Schon jetzt, mit 25 Jahren, polarisiert er wie Hermann Maier. Und ist erfolgreich wie einst Ingemar Stenmark: Marcel Hirscher. Drei Mal schnappte er sich die große Kristallkugel. Ein vierter Triumph im Gesamtweltcup wäre historisch, dann zählt er selbst zu den Skisport-Ikonen. Bei SPOX spricht der Österreicher über David Alaba, die Tortur Weltcup, Investigationsmedium Facebook und Skifahren im Badeanzug. Plus: Wovor er Angst hat und wann er mit Papa Ferdinand fernsieht.
Marcel Hirscher ist keiner, der sich versteckt. Das kann er auch nicht. In seiner Heimat Österreich erlangte er längst Helden-Status. "Wer hier", sagte er unlängst, "meinen Namen nicht kennt, der ist wie ein Steinzeit-Bewohner."
Ob akrobatisch auf Skiern. Oder wortgewandt vor den Mikros. Er, der Strahlemann vom Annaberg, begeistert die Massen - und spaltet sie. Fans belagern ihn. Nörgler mustern jede Gemütsregung, jeden Schritt missgünstig. Exklusiv bei SPOX gewährt er nachdenkliche Einblicke in sein Seelenleben. Die Begrüßung erfolgte jedoch standesgemäß: lauthals und smart.
SPOX: Herr Hirscher, Ihre Anrufer werden von den Foo Fighters empfangen. Was hat es damit auf sich?
Marcel Hirscher: Mir gefällt das Lied Pretender sehr gut. Ich habe es mit 16 oder 17 Jahren als Ring-up Tone eingestellt. Wenn plötzlich der Sportminister anruft und es bei ihm gleich mal scheppert, muss ich immer lachen.
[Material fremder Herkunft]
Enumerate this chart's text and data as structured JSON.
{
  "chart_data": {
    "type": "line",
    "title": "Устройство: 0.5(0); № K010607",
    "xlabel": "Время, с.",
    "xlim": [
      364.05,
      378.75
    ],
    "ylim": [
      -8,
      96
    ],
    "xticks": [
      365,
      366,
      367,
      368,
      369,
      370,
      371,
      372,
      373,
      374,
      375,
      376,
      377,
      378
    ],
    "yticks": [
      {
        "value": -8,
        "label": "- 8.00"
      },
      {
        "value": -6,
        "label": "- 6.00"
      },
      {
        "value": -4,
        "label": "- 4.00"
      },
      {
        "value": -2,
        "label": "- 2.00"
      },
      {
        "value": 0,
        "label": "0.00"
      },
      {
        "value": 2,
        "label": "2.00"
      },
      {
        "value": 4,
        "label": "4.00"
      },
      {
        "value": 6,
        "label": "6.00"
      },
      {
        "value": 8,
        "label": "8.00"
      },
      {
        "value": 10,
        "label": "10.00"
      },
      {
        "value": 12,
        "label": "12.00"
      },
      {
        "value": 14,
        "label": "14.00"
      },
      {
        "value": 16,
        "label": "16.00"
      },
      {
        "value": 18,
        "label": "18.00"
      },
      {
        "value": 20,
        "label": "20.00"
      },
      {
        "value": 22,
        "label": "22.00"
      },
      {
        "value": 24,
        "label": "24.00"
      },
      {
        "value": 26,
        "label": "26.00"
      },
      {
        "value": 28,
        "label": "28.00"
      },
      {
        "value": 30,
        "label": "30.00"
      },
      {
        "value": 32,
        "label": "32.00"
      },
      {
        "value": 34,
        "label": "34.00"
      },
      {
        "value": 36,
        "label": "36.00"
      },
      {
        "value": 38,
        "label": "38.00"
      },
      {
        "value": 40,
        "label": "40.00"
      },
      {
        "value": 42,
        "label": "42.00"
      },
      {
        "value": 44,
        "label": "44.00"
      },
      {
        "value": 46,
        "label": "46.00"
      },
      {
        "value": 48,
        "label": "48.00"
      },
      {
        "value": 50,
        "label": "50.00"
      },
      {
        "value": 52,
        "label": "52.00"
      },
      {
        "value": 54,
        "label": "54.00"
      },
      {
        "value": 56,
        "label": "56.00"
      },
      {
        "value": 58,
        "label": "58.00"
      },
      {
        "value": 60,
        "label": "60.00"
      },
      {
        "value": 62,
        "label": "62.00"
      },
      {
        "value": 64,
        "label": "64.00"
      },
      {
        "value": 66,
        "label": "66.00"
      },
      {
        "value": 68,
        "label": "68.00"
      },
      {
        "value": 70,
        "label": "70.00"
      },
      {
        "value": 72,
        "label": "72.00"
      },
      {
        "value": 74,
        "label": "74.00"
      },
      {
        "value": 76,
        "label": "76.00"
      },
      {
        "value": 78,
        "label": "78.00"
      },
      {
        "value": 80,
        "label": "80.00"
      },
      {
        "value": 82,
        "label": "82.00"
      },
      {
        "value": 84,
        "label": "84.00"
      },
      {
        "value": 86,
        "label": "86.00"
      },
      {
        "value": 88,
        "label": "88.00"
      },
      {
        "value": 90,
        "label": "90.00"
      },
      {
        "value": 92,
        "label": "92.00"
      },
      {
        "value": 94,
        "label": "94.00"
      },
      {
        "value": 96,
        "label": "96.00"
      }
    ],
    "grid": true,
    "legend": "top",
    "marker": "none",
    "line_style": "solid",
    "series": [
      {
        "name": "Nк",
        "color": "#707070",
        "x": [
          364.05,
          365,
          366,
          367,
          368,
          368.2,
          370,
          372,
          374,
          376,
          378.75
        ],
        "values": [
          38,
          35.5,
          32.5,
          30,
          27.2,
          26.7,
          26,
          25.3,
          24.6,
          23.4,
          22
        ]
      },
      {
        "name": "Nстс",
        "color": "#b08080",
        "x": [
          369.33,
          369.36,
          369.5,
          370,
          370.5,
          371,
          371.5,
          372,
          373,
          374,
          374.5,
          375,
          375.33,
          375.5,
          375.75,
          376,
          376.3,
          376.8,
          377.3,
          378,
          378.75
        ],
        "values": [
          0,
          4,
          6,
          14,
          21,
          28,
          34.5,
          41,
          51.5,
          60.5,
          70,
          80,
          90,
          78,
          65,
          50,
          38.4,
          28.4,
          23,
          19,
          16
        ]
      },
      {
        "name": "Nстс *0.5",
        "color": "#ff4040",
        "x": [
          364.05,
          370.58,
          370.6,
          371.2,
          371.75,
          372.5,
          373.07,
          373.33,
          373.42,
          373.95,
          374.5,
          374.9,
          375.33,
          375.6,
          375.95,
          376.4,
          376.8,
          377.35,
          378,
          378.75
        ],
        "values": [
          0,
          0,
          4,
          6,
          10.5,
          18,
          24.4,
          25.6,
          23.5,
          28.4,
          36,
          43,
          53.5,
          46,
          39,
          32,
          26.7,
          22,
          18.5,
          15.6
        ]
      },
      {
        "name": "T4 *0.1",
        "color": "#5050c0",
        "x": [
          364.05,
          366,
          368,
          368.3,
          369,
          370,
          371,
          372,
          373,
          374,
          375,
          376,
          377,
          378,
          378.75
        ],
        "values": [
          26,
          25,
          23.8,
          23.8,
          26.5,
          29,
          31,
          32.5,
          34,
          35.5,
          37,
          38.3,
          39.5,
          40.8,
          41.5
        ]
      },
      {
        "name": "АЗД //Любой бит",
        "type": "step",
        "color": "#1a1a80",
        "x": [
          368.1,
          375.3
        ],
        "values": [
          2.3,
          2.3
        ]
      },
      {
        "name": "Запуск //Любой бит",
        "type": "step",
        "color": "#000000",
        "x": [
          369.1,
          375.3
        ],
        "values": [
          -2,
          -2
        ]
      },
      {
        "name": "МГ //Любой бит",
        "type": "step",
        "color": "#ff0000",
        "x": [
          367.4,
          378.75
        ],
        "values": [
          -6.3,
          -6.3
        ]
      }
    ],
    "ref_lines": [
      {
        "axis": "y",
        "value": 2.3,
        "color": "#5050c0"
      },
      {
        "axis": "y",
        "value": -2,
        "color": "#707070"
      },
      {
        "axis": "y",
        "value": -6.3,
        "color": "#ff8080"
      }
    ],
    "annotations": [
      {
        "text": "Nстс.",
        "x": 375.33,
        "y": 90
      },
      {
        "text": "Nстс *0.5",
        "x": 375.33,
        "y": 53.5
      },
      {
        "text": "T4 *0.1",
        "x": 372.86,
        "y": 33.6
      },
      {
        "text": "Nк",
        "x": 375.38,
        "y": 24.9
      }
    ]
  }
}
ÖSV-Präsident Peter Schröcksnadel hat daran seine Freude. Bis jetzt fühlte sich niemand belästigt (lacht).
SPOX: Über David Alaba, den alten und neuen "Sportler des Jahres", ärgerte sich Schröcksnadel indes. Dessen Fernbleiben von der Gala missfiel ihm. Sie verloren den Wahl-Krimi hauchdünn - um ein Pünktchen.
Hirscher: Ich sehe das ganz entspannt. Im letzten Jahr war es schmerzhafter als diesmal. Mit David Alaba als "Sportler des Jahres" braucht sich Österreich keinesfalls zu verstecken. Im Gegenteil. Für mich ist das kein Weltuntergang. Er ist ein genialer Fußballer, ein super Typ.
SPOX: ...und mittlerweile hochdekorierter Weltstar. Inwiefern bewundern Sie ihn denn?
Hirscher: Ich bin Alaba-Fan. Wenn Bayern spielt, ist das für mich richtig cool. Ich durfte Basti (Bastian Schweinsteiger, Anm. d. Red.) und David des Öfteren treffen. Sie persönlich zu kennen, macht es speziell. Zumal Österreich im Vergleich zu Deutschland fußballerisch eher bescheidene Leistungen zeigt. Da ist das eine großartige Geschichte.
SPOX: Alaba ist mit 22 Jahren Nationalheld. Ein Status, den Sie sich ebenfalls verdient haben. Beim Weltcup-Auftakt in Sölden herrschte Hirscher-Mania. Wie kanalisiert man das?
Hirscher: Im Endeffekt relativiere ich viele Dinge und betrachte sie nüchterner. Was ist mir persönlich wichtig? Was passiert, wenn ich nicht mein Maximum ausschöpfe? Ich möchte einfach, dass meine Werte die gleichen bleiben. Ob ich ausfalle oder nicht, es ist nichts Weltbewegendes. Klar, es ist für all diejenigen, die mitfiebern, schade. Für mich selbst ist es keine Gaudi. Nur was soll's? Keep on going! Abhaken und weiter geht's. Der Skisport ist ein bedeutender Teil meines Lebens. Er sollte allerdings nicht mein Leben sein. Es gibt ein Links und Rechts. In gewissen Zeiten habe ich es zu eng gesehen, heute nicht mehr.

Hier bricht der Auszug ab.